Twenty percent of the uranium produced in France was extracted in the Armorican Massif, in three different locations (Pontivy, Guerande et Mortagne) which belong to the High Heat Production Belt, a 100 km wide NW-SE zone characterized by elevated contents in radioactive elements present in most of the geological formations [1], including 320 to 315 Ma old peraluminous granites [2]. In the Guerande uranium district, the Pen Ar Ran deposit is located in a deformed zone, at the contact between porphyroids and quartzitic black schists. This deformed zone corresponds to an E-W shear zone that affected both the metamorphic formations (porphyroids and black schists) and the intrusive Guerande leucogranite, during its emplacement. Mineralization is under the form of massive veins carrying pechblende and sulphide that are spatially associated with the leucogranite. However, this uranium deposit is different from the other vein type known in France because of the unusual nature of its uranium oxides (between pechblende and uraninite). Furthermore, the fluids responsible for this mineralization are hotter (350-400°C) than elsewhere. The question of the source of the uranium is also complex. The uranium content of the metamorphic formations is rather low (around 3 ppm) but it is also low in the leucogranite (max. 9 ppm). It is however possible that the uranium was leached out of the granite by surface derived oxidizing fluids while the granite was still at depth [3]. Therefore, the leucogranite could represent the source of the uranium.

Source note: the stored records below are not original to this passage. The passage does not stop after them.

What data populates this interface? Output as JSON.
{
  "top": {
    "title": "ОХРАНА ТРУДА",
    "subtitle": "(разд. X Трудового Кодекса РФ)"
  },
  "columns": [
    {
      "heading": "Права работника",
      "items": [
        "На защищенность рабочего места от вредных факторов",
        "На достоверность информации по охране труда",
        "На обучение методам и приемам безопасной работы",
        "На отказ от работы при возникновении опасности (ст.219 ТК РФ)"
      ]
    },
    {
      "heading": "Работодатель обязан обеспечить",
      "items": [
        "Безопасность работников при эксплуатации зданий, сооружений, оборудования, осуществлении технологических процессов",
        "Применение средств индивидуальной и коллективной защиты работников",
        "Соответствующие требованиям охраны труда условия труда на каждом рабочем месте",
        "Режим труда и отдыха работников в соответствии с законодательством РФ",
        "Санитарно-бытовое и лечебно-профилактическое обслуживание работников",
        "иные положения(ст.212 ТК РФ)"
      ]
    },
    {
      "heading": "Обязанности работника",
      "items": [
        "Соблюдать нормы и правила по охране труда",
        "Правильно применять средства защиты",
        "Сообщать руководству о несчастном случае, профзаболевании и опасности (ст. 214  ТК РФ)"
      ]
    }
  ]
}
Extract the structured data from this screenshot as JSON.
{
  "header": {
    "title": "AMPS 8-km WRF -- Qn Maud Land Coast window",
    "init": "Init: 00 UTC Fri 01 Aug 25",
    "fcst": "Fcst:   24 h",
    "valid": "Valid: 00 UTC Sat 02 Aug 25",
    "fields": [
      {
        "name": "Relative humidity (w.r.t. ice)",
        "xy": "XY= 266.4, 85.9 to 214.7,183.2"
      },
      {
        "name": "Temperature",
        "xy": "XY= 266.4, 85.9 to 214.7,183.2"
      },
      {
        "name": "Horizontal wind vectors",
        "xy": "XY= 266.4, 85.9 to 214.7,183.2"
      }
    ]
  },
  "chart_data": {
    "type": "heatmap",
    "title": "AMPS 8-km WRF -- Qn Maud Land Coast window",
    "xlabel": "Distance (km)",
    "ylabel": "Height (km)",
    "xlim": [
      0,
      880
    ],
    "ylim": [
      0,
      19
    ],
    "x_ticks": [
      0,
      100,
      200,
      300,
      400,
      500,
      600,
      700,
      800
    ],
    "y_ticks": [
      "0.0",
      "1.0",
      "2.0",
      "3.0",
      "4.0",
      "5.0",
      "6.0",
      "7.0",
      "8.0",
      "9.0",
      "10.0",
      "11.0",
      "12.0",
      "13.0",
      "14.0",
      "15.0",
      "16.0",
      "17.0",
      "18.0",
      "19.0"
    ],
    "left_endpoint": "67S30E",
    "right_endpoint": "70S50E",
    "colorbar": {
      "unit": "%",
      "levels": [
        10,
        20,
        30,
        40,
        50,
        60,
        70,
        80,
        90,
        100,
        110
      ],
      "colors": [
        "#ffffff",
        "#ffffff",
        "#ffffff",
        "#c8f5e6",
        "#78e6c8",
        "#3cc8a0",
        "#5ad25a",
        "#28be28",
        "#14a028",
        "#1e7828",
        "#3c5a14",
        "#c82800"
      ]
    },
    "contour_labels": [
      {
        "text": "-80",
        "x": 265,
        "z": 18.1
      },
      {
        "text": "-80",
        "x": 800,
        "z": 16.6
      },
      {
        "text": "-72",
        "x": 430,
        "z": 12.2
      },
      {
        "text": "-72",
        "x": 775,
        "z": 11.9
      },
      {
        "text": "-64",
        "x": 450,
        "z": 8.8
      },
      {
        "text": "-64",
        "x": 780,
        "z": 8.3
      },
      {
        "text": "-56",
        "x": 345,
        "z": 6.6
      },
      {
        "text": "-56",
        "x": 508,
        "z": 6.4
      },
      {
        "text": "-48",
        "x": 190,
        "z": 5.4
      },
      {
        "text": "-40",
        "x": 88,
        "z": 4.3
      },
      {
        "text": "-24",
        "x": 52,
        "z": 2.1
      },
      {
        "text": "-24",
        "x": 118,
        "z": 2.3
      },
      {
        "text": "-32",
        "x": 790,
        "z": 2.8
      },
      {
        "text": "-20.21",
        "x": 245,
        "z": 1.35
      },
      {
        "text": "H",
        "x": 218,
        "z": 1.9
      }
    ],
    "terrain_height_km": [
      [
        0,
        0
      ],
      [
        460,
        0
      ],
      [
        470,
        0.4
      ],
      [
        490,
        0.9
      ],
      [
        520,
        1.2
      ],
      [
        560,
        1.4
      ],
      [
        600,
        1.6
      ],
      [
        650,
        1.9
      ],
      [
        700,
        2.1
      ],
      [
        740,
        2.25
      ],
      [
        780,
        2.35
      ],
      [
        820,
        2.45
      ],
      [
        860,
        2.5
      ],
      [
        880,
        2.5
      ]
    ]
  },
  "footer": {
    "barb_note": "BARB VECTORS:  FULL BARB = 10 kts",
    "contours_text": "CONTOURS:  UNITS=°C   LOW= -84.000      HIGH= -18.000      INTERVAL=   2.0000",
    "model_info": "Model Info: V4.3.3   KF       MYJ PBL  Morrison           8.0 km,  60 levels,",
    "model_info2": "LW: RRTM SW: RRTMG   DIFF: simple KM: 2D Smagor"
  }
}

In order to test this hypothetis, we performed a comprehensive petrological, geochemical, and geochronological study of the Guerande granite and compared these data to the available data from the porphyroid and the uranium mineralization. [1] Vigneresse, J.L., Cuney, M., Jolivet, J., Bienfait, G. (1989. Tectonophysics, 159, 47-60. [2] Tartese, R., Ruffet, G., Poujol, M., Boulvais, P., Ireland, T.R. (2011). Terra Nova, 23, 390-398. [3] Tartese, R., Boulvais, M., Poujol, M., Gloaguen, E., Cuney, M. (2013). Economic Geology, 108, 379-386.